The increase in multi-factor productivity associated with the interactive education of workers is precisely why Dr. Mandel views the industrial internet as a job creator in manufacturing as well as the source of a high-growth manufacturing economy:
In fact, the industrial internet has the potential for creating jobs in the U.S. and other developed countries, while raising living standards. For one, most domestic manufacturing industries have lost competitiveness precisely because they have not been able to use the Internet to raise their multifactor productivity. A factory in China or Mexico is always going to be able to employ cheaper workers, so the U.S. comparative advantage has to be the use of cutting edge technology. It’s going to be a lot easier to expand employment at a U.S. factory if it uses the Internet of Everything to produce higher-quality goods at a lower cost. As the GE report notes, ”to be consistent with a sustained rise in wages and living standards, a revival of manufacturing in an advanced economy needs to be driven by higher productivity growth.”
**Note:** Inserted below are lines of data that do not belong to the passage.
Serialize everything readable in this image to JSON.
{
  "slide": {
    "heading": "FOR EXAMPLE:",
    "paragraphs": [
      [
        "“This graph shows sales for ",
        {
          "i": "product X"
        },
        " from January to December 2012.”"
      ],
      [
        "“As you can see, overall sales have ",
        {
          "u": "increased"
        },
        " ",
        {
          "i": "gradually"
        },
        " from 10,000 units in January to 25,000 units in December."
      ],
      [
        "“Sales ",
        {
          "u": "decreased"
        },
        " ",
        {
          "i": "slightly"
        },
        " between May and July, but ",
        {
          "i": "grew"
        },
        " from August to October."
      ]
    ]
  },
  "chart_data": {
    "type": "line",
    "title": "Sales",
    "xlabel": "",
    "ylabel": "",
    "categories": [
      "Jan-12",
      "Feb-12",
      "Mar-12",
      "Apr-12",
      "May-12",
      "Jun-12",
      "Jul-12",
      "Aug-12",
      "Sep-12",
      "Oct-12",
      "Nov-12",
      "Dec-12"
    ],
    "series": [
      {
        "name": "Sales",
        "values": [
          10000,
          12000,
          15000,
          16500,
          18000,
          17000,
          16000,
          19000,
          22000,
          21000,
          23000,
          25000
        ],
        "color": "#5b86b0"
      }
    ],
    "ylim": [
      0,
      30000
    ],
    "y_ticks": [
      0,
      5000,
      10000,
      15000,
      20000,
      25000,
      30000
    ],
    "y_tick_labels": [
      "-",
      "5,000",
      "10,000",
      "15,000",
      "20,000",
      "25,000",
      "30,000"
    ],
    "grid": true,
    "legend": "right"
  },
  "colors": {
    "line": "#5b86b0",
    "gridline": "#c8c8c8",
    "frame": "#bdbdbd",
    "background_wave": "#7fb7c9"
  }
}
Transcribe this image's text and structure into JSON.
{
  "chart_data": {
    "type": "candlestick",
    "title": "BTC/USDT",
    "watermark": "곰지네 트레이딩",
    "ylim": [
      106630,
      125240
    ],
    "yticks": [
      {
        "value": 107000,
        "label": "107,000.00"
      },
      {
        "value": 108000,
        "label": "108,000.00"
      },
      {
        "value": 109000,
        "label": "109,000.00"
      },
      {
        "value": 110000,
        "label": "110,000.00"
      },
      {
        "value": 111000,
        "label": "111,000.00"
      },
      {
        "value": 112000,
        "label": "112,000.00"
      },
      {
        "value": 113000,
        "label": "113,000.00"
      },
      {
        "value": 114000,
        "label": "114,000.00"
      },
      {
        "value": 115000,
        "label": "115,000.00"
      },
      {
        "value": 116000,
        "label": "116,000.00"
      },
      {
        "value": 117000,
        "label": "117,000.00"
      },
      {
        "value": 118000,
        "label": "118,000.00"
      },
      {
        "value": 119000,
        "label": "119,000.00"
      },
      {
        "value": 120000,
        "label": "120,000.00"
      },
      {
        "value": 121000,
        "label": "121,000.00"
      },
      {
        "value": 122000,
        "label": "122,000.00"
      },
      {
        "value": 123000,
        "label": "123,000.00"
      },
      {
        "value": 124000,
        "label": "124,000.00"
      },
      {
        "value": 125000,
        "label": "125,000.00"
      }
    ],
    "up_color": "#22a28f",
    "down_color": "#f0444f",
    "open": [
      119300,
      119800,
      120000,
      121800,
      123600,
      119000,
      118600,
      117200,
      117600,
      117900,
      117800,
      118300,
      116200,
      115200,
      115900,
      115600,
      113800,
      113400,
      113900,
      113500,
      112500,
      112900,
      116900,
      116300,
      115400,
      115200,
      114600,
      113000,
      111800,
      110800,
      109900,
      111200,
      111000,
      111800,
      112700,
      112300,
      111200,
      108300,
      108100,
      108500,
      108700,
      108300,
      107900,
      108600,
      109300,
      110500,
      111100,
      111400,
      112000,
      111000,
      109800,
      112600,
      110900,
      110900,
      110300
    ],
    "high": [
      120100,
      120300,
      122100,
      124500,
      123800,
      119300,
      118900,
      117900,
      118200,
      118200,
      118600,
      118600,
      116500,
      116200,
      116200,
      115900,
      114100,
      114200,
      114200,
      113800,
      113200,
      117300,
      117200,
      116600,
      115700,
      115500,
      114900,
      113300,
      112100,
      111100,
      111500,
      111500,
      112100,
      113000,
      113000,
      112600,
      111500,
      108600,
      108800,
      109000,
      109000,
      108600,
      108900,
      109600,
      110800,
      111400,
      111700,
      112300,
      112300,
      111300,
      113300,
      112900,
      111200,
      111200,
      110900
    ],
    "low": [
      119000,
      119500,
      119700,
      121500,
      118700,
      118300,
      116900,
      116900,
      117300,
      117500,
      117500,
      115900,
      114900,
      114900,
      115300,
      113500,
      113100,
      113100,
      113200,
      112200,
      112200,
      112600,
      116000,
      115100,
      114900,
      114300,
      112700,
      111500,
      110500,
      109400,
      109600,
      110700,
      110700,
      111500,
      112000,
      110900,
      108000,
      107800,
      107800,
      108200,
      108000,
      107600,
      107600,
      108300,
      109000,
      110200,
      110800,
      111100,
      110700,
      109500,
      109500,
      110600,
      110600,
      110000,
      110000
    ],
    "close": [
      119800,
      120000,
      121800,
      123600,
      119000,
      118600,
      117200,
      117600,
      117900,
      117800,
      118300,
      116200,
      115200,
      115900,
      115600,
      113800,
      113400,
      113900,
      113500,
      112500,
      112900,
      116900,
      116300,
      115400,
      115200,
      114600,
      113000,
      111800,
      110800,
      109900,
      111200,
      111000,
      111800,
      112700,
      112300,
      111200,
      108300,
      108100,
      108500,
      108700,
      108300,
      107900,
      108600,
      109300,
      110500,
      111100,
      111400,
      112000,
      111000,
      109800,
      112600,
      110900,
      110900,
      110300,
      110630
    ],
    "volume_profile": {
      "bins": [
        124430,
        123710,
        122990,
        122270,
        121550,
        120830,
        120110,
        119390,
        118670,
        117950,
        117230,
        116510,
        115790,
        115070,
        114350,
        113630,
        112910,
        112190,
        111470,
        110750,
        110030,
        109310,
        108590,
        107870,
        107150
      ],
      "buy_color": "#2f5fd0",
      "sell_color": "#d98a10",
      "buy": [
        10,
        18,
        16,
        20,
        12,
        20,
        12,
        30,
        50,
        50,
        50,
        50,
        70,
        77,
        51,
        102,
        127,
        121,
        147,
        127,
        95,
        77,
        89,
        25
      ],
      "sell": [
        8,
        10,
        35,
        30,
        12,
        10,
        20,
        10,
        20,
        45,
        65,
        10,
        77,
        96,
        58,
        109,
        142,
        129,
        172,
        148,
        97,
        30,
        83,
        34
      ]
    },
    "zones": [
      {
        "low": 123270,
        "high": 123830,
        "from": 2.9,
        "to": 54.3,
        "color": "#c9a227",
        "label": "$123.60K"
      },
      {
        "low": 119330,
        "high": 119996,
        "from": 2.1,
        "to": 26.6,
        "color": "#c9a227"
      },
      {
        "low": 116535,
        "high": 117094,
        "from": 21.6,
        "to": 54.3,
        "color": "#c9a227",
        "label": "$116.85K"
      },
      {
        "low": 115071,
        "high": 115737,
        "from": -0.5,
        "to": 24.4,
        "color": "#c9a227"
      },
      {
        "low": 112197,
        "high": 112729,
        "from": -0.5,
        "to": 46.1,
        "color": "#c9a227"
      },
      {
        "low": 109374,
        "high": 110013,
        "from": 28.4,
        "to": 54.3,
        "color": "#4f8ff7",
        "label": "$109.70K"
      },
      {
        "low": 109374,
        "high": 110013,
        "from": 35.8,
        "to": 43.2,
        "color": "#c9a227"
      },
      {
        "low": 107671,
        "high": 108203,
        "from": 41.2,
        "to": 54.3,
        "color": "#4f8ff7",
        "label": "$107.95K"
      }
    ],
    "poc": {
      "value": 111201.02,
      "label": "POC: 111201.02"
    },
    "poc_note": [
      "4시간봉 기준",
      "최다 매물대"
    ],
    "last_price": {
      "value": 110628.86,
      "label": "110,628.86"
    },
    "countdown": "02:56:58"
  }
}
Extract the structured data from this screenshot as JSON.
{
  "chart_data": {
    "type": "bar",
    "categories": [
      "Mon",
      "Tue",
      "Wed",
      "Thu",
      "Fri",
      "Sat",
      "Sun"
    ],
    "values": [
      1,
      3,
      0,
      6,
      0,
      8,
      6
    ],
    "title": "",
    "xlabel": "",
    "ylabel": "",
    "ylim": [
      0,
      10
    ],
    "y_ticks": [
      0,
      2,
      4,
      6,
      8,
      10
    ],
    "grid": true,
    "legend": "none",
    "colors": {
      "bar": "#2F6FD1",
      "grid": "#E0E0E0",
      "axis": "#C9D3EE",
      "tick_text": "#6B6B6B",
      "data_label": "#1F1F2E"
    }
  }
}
These insights about on-the-job training of the industrial internet can be applied to all areas of the economy, not just manufacturing. The greatest gains resulting from the industrial internet are likely in those industries which have been transformed the least. Data-intensive sectors such as entertainment, communications and financial markets have seen the most internet-based change — i.e., the transformation of professionals and workers into internet-connected knowledge workers — with much less change in the core operations and processes of construction and utilities as well as manufacturing. The health care sector has arguably been the most resistant to structural change even from the industrial revolution, and may offer the greatest opportunities of all (including the transformation not only of professionals and workers but of patients).
One of the most interesting aspects of the value of on-the-job training by intelligent, interactive networks of machines across sectors and levels of job complexity – from supercomputers to electron microscopes to lathes – is its impact in turning all workers, professionals and executives into knowledge workers, with significant potential impacts on income inequality and social class to be explored briefly in the next installment.